TAU NEUTRINO DOUBLE BANG MIMICS WITH ICECUBE

Open Access
- Author:
- Boyer, Lance L
- Area of Honors:
- Physics
- Degree:
- Bachelor of Science
- Document Type:
- Thesis
- Thesis Supervisors:
- Douglas Cowen, Thesis Supervisor
Douglas Cowen, Thesis Supervisor
Dr. Richard Wallace Robinett, Thesis Honors Advisor - Keywords:
- Neutrino
Astrophysics
Physics
IceCube - Abstract:
- Astronomy and particle astrophysics with the IceCube Neutrino Observatory benefit from tau neutrino detection. Tau neutrinos produce distinct, nearly background free electromagnetic showers within the volume of IceCube which may be reconstructed to find extragalactic point sources. Some of the properties of neutrinos useful to astrophysics are reviewed before discussing the importance of the tau neutrino in particular. The tau neutrino events occurring within the IceCube detector may be distinguished from other neutrino events by a characteristic electromagnetic cascade known as a ``double bang'. The reconstruction of these tau neutrino `double bang' events may benefit greatly from calibration provided by flashing LEDs within IceCube to simulate the effect of the electromagnetic cascade generated by creation and annihilation of a tau lepton. Flasher LEDs were deployed in situ in Digital Optical Modules and are utilized to recreate the ``double bang' conditions.
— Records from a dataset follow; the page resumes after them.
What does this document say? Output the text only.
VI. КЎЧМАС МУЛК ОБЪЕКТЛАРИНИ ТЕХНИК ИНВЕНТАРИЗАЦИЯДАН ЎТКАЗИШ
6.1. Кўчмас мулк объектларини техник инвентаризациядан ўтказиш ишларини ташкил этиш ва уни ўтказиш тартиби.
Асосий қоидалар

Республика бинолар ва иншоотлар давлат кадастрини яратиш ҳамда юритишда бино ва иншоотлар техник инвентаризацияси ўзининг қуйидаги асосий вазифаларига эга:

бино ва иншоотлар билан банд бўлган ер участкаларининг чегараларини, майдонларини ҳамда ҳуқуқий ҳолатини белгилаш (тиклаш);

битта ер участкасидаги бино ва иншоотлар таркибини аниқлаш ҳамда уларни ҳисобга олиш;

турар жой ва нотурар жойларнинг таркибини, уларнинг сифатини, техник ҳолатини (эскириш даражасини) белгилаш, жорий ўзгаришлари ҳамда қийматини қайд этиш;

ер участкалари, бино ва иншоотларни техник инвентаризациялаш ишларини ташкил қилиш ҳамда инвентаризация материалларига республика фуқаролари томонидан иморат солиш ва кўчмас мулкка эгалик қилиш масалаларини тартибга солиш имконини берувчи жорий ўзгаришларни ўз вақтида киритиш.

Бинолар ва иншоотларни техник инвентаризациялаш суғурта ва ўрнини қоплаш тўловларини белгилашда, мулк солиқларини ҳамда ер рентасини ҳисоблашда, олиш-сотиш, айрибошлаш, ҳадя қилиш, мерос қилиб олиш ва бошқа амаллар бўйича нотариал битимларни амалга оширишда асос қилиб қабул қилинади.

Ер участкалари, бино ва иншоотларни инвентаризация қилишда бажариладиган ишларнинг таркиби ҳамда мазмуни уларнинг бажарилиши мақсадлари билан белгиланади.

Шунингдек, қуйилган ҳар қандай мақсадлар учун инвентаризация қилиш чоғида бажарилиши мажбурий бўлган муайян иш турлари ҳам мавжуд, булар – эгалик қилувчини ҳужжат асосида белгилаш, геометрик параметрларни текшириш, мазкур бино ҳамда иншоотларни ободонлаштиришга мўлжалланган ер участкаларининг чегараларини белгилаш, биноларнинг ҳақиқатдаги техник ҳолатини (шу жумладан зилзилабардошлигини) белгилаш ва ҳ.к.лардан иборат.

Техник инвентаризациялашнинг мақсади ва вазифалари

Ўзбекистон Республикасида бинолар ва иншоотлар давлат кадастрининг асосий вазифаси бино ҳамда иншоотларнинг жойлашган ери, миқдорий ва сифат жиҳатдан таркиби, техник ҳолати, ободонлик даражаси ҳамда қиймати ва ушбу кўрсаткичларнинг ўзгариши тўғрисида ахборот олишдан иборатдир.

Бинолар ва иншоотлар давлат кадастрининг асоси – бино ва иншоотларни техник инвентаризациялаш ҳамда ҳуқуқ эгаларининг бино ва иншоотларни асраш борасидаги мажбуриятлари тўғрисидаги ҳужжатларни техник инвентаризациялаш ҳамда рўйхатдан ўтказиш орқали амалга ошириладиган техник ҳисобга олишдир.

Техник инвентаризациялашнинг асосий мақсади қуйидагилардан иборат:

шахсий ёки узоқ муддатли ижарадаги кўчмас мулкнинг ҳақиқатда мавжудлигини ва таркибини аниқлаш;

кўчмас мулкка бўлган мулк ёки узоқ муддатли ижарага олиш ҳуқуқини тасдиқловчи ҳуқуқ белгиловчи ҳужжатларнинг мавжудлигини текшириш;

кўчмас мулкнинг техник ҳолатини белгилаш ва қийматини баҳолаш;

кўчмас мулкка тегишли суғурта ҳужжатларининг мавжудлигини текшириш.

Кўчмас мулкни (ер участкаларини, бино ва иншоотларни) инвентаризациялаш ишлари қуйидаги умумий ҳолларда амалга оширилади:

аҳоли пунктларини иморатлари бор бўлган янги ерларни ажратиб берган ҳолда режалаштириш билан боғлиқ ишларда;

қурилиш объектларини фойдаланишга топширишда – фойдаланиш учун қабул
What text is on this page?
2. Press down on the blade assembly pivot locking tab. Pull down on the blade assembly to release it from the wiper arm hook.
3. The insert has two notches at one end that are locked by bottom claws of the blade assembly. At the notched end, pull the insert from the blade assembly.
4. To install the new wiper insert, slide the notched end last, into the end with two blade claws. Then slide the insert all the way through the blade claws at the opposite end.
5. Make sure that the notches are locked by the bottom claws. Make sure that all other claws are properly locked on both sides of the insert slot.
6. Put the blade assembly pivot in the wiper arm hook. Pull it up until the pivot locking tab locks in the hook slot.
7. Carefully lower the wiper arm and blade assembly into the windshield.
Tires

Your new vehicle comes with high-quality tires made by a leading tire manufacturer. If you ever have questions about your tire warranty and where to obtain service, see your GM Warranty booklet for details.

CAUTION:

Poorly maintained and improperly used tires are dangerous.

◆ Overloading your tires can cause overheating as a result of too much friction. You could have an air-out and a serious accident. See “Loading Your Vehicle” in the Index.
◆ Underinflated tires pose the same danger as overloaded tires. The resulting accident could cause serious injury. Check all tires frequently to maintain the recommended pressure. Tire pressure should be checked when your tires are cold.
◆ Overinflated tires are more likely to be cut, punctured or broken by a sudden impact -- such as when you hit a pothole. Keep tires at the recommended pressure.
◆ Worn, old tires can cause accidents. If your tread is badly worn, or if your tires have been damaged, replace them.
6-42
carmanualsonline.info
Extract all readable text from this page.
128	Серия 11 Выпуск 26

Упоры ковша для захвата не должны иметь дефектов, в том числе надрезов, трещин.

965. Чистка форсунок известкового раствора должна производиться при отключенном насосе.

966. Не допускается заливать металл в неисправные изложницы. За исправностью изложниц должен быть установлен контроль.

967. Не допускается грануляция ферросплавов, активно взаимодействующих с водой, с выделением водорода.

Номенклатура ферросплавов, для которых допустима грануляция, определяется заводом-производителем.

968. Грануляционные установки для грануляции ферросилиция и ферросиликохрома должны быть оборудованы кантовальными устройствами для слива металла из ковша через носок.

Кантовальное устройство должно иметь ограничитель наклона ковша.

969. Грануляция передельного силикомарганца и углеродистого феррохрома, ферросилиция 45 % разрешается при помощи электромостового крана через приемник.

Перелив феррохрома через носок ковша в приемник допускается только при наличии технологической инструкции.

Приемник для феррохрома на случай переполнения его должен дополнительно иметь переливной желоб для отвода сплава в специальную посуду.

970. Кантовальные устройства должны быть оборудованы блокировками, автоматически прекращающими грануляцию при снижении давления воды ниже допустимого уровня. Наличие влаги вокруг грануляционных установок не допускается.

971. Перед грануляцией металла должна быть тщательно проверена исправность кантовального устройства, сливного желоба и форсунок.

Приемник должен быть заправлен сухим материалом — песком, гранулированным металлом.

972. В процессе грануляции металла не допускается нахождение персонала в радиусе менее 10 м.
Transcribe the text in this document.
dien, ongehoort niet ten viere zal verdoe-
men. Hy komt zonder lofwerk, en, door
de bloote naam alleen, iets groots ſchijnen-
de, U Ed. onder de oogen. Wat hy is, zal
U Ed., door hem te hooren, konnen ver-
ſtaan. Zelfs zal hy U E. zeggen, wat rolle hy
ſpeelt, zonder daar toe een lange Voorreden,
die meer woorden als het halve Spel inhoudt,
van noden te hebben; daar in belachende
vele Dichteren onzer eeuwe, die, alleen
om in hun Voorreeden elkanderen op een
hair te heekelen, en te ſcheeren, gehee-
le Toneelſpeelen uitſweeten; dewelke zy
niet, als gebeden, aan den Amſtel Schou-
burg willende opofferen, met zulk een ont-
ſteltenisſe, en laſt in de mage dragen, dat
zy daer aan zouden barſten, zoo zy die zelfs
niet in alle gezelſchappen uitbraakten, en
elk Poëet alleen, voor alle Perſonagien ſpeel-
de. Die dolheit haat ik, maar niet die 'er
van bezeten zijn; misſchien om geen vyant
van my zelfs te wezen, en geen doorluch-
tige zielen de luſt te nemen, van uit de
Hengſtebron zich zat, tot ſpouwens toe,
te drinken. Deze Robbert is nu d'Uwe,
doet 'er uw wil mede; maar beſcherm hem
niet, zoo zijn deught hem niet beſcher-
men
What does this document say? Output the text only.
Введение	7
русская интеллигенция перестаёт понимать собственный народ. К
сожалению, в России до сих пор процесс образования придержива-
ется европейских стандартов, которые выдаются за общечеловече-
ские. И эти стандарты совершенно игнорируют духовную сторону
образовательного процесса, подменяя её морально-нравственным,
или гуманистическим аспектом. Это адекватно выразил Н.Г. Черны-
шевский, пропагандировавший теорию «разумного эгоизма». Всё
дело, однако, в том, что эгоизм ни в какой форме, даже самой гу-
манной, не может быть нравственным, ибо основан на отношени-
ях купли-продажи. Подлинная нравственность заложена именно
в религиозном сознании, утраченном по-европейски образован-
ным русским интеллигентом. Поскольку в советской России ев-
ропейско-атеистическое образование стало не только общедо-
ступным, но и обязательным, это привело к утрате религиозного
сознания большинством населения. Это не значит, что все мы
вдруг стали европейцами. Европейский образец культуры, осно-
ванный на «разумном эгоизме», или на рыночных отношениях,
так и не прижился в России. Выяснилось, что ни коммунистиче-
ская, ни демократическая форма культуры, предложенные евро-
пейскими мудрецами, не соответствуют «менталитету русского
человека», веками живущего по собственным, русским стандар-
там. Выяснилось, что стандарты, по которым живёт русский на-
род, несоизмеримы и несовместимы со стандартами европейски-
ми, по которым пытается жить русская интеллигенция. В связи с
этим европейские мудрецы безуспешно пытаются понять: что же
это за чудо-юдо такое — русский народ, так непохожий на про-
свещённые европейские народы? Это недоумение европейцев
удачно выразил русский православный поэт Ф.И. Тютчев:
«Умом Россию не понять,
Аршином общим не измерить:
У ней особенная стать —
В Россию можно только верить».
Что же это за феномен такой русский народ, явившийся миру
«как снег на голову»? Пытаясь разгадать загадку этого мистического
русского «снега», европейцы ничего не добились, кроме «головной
Although the search for the double bang tau neutrino event geometry with existing flasher data provided a few useful events for configuration, the possibility of creating a larger calibration data set was explored. A Monte Carlo simulation shows a quadratically increasing relationship between the number of actively flashing IceCube modules and the number of expected calibration events. Further analysis of previous flasher data showed a linear dependence on the number of launch channels triggered by an LED flash and both the brightness and module depth. Using the prior flasher data a novel data run utilizing 120 modules was run on January 14, 2011. The large scale flasher run produced 21 tau neutrino mimic events. Further investigation revealed that the online trigger used to filter the events was suboptimal due to a strong dependence on the number of launch channels and radial distance from the center of IceCube DeepCore. The linear relationship between flasher radial distance and the number of launch channels provides a clear parameter for configuring a larger and more efficient flasher run in the future.